While it all sounds cool and romantic, I doubt the Germans or the Japanese (either country as a whole) had any special nicknames for certain aircraft any more than the Allies did. Now the Japanese planes were given "code" names, single syllable names that were faster and easier to remember and say then the various actual model designations. For example while it is easy and quick to say, "109", or "190", or "110", it isn't so quick and easy to say some of the Japanese type designations like A6M, or G4M, or KI-67. So single syllable names made sense.

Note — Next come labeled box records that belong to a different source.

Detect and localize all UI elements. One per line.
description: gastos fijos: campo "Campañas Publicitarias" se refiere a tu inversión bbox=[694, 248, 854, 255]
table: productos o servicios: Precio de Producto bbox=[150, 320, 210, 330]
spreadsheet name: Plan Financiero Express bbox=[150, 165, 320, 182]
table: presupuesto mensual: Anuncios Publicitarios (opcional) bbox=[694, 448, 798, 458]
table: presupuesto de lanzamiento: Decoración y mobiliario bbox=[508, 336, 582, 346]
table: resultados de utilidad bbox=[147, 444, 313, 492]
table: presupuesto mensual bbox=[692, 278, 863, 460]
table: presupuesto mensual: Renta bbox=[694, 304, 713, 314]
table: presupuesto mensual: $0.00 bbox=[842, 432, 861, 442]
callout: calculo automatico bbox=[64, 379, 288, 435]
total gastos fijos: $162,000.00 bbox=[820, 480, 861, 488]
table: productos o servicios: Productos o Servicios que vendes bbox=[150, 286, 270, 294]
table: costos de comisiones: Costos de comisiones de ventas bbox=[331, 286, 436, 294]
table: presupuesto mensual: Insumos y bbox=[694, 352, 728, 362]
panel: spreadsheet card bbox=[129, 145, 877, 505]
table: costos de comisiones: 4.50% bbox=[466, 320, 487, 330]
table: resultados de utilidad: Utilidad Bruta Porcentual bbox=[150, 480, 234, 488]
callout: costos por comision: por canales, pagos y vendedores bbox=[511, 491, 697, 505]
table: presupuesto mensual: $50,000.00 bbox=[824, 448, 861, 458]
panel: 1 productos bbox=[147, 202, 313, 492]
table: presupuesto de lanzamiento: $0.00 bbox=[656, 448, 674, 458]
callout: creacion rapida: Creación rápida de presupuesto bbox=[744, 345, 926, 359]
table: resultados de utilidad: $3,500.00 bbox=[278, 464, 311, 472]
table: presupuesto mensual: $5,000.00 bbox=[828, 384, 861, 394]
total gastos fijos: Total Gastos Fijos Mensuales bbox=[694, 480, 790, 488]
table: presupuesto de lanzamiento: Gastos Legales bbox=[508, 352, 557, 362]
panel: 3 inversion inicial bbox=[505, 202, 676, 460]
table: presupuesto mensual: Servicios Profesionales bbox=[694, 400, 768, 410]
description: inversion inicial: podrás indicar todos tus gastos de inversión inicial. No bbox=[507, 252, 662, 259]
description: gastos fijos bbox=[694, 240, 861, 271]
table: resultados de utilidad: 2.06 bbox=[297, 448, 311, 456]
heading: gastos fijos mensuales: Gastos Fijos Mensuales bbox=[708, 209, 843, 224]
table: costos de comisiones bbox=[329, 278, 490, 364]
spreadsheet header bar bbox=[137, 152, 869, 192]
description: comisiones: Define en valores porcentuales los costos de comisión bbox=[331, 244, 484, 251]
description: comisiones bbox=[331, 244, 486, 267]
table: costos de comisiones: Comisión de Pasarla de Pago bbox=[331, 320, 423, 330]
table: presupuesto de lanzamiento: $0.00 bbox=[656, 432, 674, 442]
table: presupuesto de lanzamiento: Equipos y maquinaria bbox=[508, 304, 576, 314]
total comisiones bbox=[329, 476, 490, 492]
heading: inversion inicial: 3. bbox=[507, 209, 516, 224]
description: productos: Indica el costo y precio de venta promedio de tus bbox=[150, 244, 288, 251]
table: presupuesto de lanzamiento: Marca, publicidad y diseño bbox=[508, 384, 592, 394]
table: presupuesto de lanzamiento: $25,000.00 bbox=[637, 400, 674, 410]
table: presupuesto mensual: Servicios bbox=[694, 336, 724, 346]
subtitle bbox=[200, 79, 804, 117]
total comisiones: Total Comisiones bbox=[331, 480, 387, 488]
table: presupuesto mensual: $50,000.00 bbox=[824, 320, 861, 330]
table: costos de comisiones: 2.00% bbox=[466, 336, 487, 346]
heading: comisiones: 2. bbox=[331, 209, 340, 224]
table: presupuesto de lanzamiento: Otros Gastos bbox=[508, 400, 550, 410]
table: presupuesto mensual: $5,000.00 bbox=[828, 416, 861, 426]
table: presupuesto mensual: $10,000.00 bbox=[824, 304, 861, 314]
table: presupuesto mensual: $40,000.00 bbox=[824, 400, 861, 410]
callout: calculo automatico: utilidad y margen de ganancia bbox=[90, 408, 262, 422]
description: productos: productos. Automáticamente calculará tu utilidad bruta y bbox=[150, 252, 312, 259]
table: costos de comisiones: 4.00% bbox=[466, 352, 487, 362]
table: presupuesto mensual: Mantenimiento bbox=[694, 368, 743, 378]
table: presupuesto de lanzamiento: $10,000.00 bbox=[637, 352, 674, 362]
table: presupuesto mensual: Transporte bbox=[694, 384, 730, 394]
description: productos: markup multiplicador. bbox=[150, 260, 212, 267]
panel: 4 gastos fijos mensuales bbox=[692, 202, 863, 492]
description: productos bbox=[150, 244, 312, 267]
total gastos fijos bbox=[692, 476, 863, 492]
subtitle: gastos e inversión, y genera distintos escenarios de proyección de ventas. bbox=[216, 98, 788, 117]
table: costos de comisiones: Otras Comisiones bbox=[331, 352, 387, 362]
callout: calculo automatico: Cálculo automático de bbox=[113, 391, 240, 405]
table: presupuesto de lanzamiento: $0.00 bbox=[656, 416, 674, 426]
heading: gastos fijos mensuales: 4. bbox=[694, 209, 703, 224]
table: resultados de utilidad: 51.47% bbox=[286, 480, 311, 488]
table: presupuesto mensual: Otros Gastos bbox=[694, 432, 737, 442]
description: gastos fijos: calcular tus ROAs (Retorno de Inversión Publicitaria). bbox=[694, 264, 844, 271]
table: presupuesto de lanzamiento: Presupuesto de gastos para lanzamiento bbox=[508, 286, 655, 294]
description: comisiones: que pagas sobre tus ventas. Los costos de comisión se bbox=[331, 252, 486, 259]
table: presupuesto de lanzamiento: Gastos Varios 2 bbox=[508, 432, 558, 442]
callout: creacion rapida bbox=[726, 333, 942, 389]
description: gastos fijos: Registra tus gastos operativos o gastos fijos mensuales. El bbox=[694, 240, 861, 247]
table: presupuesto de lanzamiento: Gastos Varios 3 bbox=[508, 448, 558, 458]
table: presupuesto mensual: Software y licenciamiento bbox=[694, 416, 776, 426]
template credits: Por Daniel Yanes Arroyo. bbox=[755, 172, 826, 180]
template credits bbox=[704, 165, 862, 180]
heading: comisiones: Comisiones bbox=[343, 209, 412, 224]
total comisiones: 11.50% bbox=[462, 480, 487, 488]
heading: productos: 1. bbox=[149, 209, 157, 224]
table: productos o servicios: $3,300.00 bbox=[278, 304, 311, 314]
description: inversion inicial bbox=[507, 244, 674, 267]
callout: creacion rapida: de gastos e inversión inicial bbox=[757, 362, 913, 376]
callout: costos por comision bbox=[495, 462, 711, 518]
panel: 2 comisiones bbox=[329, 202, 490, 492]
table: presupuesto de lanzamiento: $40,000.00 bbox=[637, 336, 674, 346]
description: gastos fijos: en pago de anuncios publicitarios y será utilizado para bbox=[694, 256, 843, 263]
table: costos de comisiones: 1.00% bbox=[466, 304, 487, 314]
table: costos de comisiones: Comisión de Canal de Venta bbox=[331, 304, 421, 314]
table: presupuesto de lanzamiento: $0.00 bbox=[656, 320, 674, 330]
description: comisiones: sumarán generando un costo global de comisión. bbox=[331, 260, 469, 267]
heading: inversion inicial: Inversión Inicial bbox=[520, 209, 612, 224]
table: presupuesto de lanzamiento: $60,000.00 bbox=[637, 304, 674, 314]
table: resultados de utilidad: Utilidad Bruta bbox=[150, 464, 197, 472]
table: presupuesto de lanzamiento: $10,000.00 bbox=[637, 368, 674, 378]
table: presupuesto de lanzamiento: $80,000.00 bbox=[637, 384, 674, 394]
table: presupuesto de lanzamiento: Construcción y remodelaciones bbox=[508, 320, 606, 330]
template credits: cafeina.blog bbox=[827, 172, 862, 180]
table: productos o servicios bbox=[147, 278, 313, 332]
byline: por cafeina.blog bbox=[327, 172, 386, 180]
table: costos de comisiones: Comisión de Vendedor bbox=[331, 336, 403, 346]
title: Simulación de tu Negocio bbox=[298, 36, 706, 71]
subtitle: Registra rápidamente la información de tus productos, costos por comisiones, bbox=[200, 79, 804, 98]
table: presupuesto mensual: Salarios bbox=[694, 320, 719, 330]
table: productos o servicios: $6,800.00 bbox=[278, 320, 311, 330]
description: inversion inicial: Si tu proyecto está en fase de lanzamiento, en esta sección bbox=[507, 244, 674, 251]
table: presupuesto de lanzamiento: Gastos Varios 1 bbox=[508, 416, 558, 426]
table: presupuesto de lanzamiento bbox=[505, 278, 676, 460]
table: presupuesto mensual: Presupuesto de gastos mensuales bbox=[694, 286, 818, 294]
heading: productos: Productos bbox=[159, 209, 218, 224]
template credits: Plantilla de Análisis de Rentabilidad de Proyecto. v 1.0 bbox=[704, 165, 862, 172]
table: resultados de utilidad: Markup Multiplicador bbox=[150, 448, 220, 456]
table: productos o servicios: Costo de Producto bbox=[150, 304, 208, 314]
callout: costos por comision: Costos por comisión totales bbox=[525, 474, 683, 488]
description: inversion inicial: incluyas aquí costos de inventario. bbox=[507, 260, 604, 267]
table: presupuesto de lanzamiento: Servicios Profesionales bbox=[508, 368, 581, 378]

Sure, the idea that the Japanese called the F4U "Whistling Death", or the P-38 "Whispering Death", or the Germans call the P-38 "Der Gabelschwanz Tuefel" is enticing. But now some 60+ years after the fact it's next to impossible to actually state with any real sincerity that it is fact. The closest I've ever heard anyone actually say with any veracity at all is that some German transport pilots in the Mediterranian may have called the P-38 "Der Gabelschwanz Tuefel", at least that's what German fighter pilots supposedly said when asked about the nickname.
All that being said, what I find more amusing than anyone on the Allied side claiming that the Axis called any Allied plane any sort of nickname denoting reverence, is the continued attempts to belittle the P-38 without supporting it with real facts. But that's another arguement.